Margo in For All Mankind Season 2.

Due to the time jump in For All Mankind season 2, one thing that doesn’t get shown is the tragic Challenger mission of 1986. In the show, the mission never happens, at least as far as what is portrayed in season 2. Instead, the show skips ahead to the ’90s in the season finale. The final scene in For All Mankind season 2 depicts a space boot stepping foot on Mars. The year is now 1995 and this is where For All Mankind picked up in season 3. This obviously has yet to happen in real life, but NASA did begin to explore Mars remotely as part of a series of Mars Missions in the early 1990s.

To date, no one has stepped foot on Mars, though several countries, including the US, Russia, China, and Japan, as well as the European Union, continue to make progress in their explorations of Mars. NASA’s historic log lists 45 Mars missions between 1968-2018, which doesn’t include those launched in 2020 and several others that are currently in development. The season 3 For All Mankind space race timeline showed how the show’s Mars missions compared, and what sort of progress humans will have made on Mars in the show’s alternate reality. It also led to Ellen becoming the first female POTUS, another huge diversion from history.

How Much Of For All Mankind’s Timeline Could Actually Have Happened?

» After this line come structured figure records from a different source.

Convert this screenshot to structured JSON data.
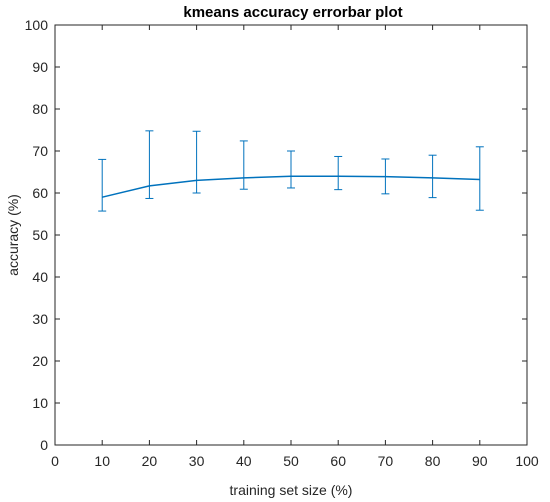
{
  "chart_data": {
    "type": "line",
    "title": "kmeans accuracy errorbar plot",
    "xlabel": "training set size (%)",
    "ylabel": "accuracy  (%)",
    "xlim": [
      0,
      100
    ],
    "ylim": [
      0,
      100
    ],
    "xticks": [
      0,
      10,
      20,
      30,
      40,
      50,
      60,
      70,
      80,
      90,
      100
    ],
    "yticks": [
      0,
      10,
      20,
      30,
      40,
      50,
      60,
      70,
      80,
      90,
      100
    ],
    "grid": false,
    "series": [
      {
        "color": "#0072BD",
        "x": [
          10,
          20,
          30,
          40,
          50,
          60,
          70,
          80,
          90
        ],
        "y": [
          59,
          61.7,
          63,
          63.6,
          64,
          64,
          63.9,
          63.6,
          63.2
        ],
        "err_lower": [
          55.7,
          58.7,
          60,
          60.9,
          61.2,
          60.8,
          59.8,
          58.9,
          55.9
        ],
        "err_upper": [
          68,
          74.8,
          74.7,
          72.4,
          70,
          68.7,
          68.1,
          69,
          71
        ]
      }
    ]
  }
}
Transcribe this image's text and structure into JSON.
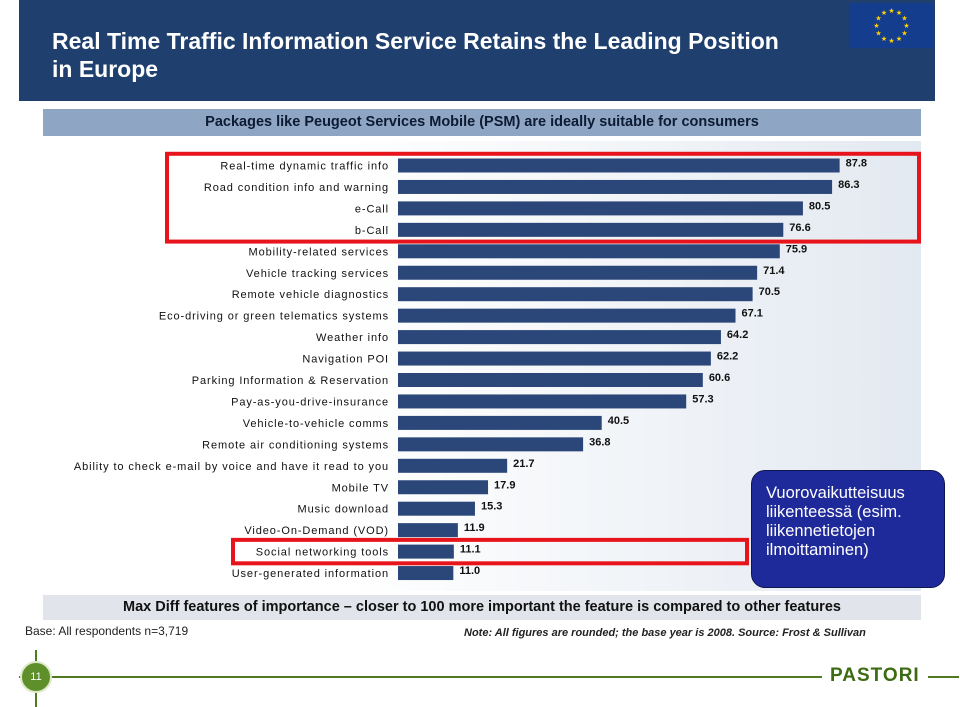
{
  "header": {
    "title": "Real Time Traffic Information Service Retains the Leading Position in Europe",
    "eu_flag_icon": "eu-flag-icon"
  },
  "subtitle": "Packages like Peugeot Services Mobile (PSM) are ideally suitable for consumers",
  "chart_data": {
    "type": "bar",
    "orientation": "horizontal",
    "categories": [
      "Real-time dynamic traffic info",
      "Road condition info and warning",
      "e-Call",
      "b-Call",
      "Mobility-related services",
      "Vehicle tracking services",
      "Remote vehicle diagnostics",
      "Eco-driving or green telematics systems",
      "Weather info",
      "Navigation POI",
      "Parking Information & Reservation",
      "Pay-as-you-drive-insurance",
      "Vehicle-to-vehicle comms",
      "Remote air conditioning systems",
      "Ability to check e-mail by voice and have it read to you",
      "Mobile TV",
      "Music download",
      "Video-On-Demand (VOD)",
      "Social networking tools",
      "User-generated information"
    ],
    "values": [
      87.8,
      86.3,
      80.5,
      76.6,
      75.9,
      71.4,
      70.5,
      67.1,
      64.2,
      62.2,
      60.6,
      57.3,
      40.5,
      36.8,
      21.7,
      17.9,
      15.3,
      11.9,
      11.1,
      11.0
    ],
    "value_labels": [
      "87.8",
      "86.3",
      "80.5",
      "76.6",
      "75.9",
      "71.4",
      "70.5",
      "67.1",
      "64.2",
      "62.2",
      "60.6",
      "57.3",
      "40.5",
      "36.8",
      "21.7",
      "17.9",
      "15.3",
      "11.9",
      "11.1",
      "11.0"
    ],
    "xlim": [
      0,
      100
    ],
    "grid": false,
    "bar_color": "#2b4678",
    "highlight_color": "#e8141b",
    "highlight_groups": [
      {
        "from": 0,
        "to": 3
      },
      {
        "from": 18,
        "to": 18
      }
    ]
  },
  "footer": "Max Diff features of importance – closer to 100 more important the feature is compared to other features",
  "base_note": "Base: All respondents n=3,719",
  "source_note": "Note: All figures are rounded; the base year is 2008. Source: Frost & Sullivan",
  "callout": {
    "lines": [
      "Vuorovaikutteisuus",
      "liikenteessä (esim.",
      "liikennetietojen",
      "ilmoittaminen)"
    ],
    "background": "#1f2a9a"
  },
  "page_number": "11",
  "brand": "PASTORI",
  "colors": {
    "header_bg": "#1f3f6e",
    "subtitle_bg": "#8ea6c3",
    "brand_green": "#3d6b12"
  }
}
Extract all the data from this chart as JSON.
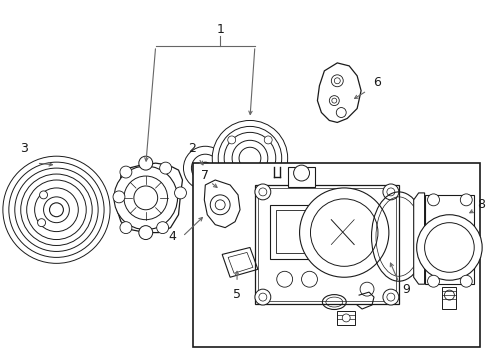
{
  "bg_color": "#ffffff",
  "line_color": "#1a1a1a",
  "gray_color": "#666666",
  "figsize": [
    4.89,
    3.6
  ],
  "dpi": 100,
  "label_fontsize": 9
}
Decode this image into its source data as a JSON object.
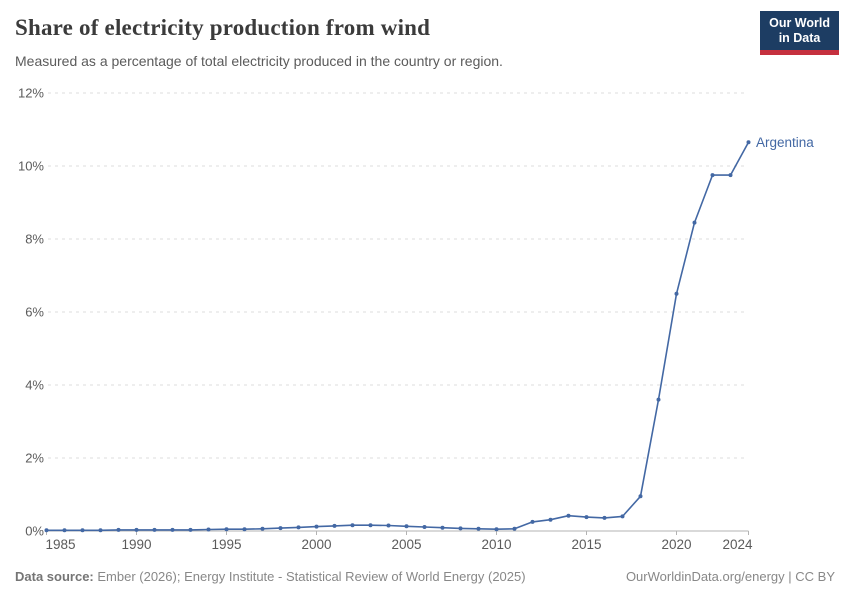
{
  "header": {
    "title": "Share of electricity production from wind",
    "subtitle": "Measured as a percentage of total electricity produced in the country or region.",
    "logo_line1": "Our World",
    "logo_line2": "in Data",
    "logo_bg_color": "#1d3d63",
    "logo_accent_color": "#c5303e"
  },
  "footer": {
    "source_label": "Data source:",
    "source_text": " Ember (2026); Energy Institute - Statistical Review of World Energy (2025)",
    "credit": "OurWorldinData.org/energy | CC BY"
  },
  "chart_data": {
    "type": "line",
    "title": "Share of electricity production from wind",
    "subtitle": "Measured as a percentage of total electricity produced in the country or region.",
    "xlabel": "",
    "ylabel": "",
    "xlim": [
      1985,
      2024
    ],
    "ylim": [
      0,
      12
    ],
    "grid": "horizontal-dashed",
    "x_ticks": [
      1985,
      1990,
      1995,
      2000,
      2005,
      2010,
      2015,
      2020,
      2024
    ],
    "y_ticks": [
      0,
      2,
      4,
      6,
      8,
      10,
      12
    ],
    "y_tick_suffix": "%",
    "legend_position": "end-of-line-label",
    "series": [
      {
        "name": "Argentina",
        "color": "#4368a4",
        "x": [
          1985,
          1986,
          1987,
          1988,
          1989,
          1990,
          1991,
          1992,
          1993,
          1994,
          1995,
          1996,
          1997,
          1998,
          1999,
          2000,
          2001,
          2002,
          2003,
          2004,
          2005,
          2006,
          2007,
          2008,
          2009,
          2010,
          2011,
          2012,
          2013,
          2014,
          2015,
          2016,
          2017,
          2018,
          2019,
          2020,
          2021,
          2022,
          2023,
          2024
        ],
        "values": [
          0.02,
          0.02,
          0.02,
          0.02,
          0.03,
          0.03,
          0.03,
          0.03,
          0.03,
          0.04,
          0.05,
          0.05,
          0.06,
          0.08,
          0.1,
          0.12,
          0.14,
          0.16,
          0.16,
          0.15,
          0.13,
          0.11,
          0.09,
          0.07,
          0.06,
          0.05,
          0.06,
          0.25,
          0.31,
          0.42,
          0.38,
          0.36,
          0.4,
          0.95,
          3.6,
          6.5,
          8.45,
          9.75,
          9.75,
          10.65
        ]
      }
    ],
    "colors": {
      "gridline": "#dcdcdc",
      "axis_line": "#b3b3b3",
      "tick_mark": "#b3b3b3",
      "tick_label": "#5b5b5b"
    }
  }
}
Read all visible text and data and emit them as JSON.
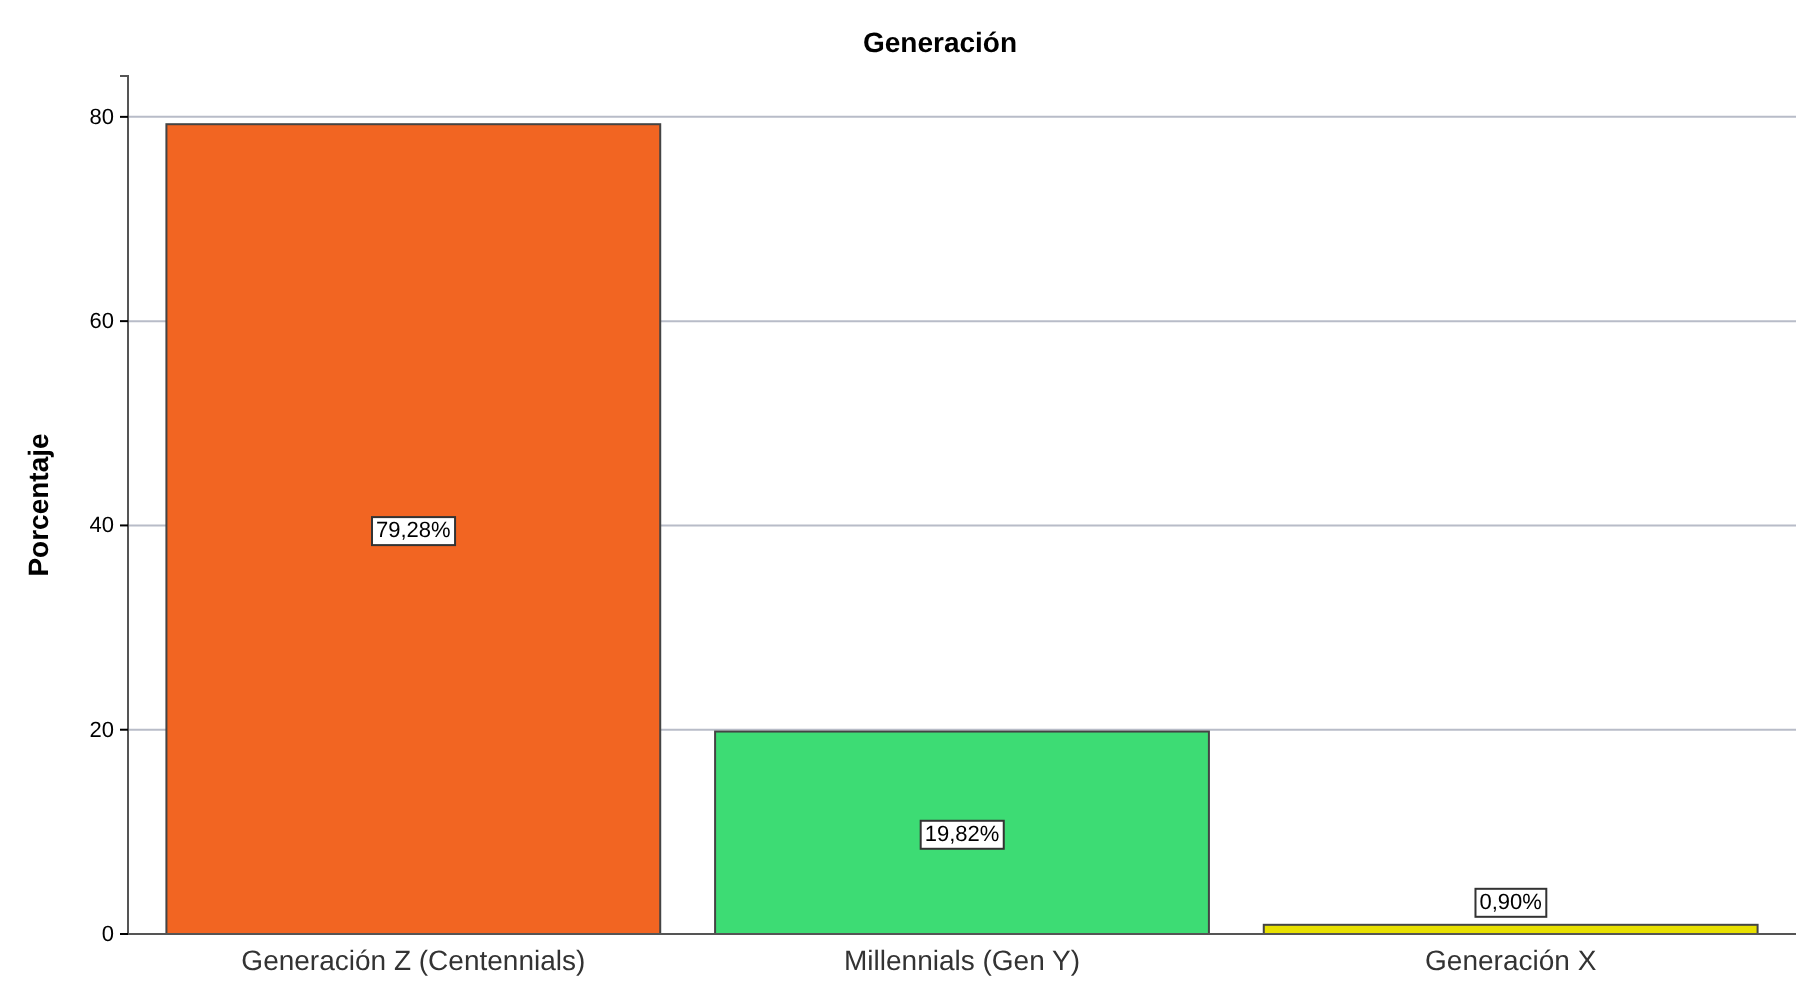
{
  "chart_data": {
    "type": "bar",
    "title": "Generación",
    "ylabel": "Porcentaje",
    "categories": [
      "Generación Z (Centennials)",
      "Millennials (Gen Y)",
      "Generación X"
    ],
    "values": [
      79.28,
      19.82,
      0.9
    ],
    "colors": [
      "#f26522",
      "#3ddc74",
      "#e8e000"
    ],
    "value_labels": [
      "79,28%",
      "19,82%",
      "0,90%"
    ],
    "ylim": [
      0,
      84
    ],
    "yticks": [
      0,
      20,
      40,
      60,
      80
    ],
    "grid": "y"
  }
}
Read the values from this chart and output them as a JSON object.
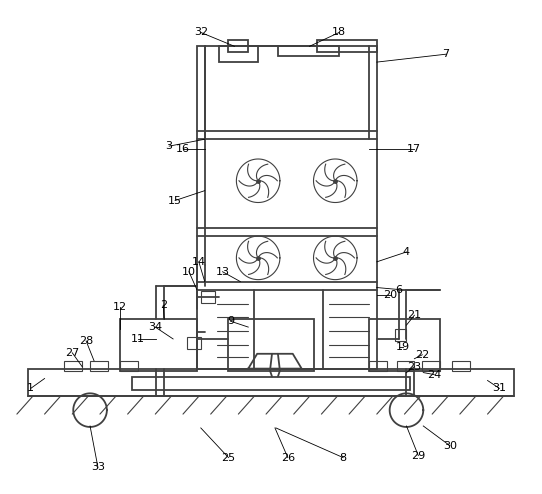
{
  "bg_color": "#ffffff",
  "line_color": "#404040",
  "lw": 1.3,
  "tlw": 0.8,
  "fs": 8.0,
  "fig_w": 5.42,
  "fig_h": 4.94
}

Women reach the moon on For All Mankind.

For All Mankind is clearly a fictional series. However, this does not mean that the For All Mankind alternate timeline is farfetched. Many of the things that the show explores could have really happened, that is because the historical tweaks for the alternate timeline are well-thought-out and don’t deviate much from reality. While the For All Mankind space race timeline changed several things, the technology on display in the show that the United States and the Soviet Union uses to achieve their fictional dreams really existed at that time in world history. Heading into For All Mankind season 4, the show hopefully keeps this level of authenticity.

While the race to the moon ended differently in the For All Mankind space race timeline, the details of the Apollo 10 mission were extremely faithful, other than replacing the actual astronauts. The show is also very accurate when it comes to the depiction of outer space, and the production team clearly did a lot of research into the space saga to make things as real as possible, while also changing how things changed thanks to human decisions. The alternate timeline in For All Mankind could have been true history if a few things had gone slightly differently — as the show itself masterfully shows.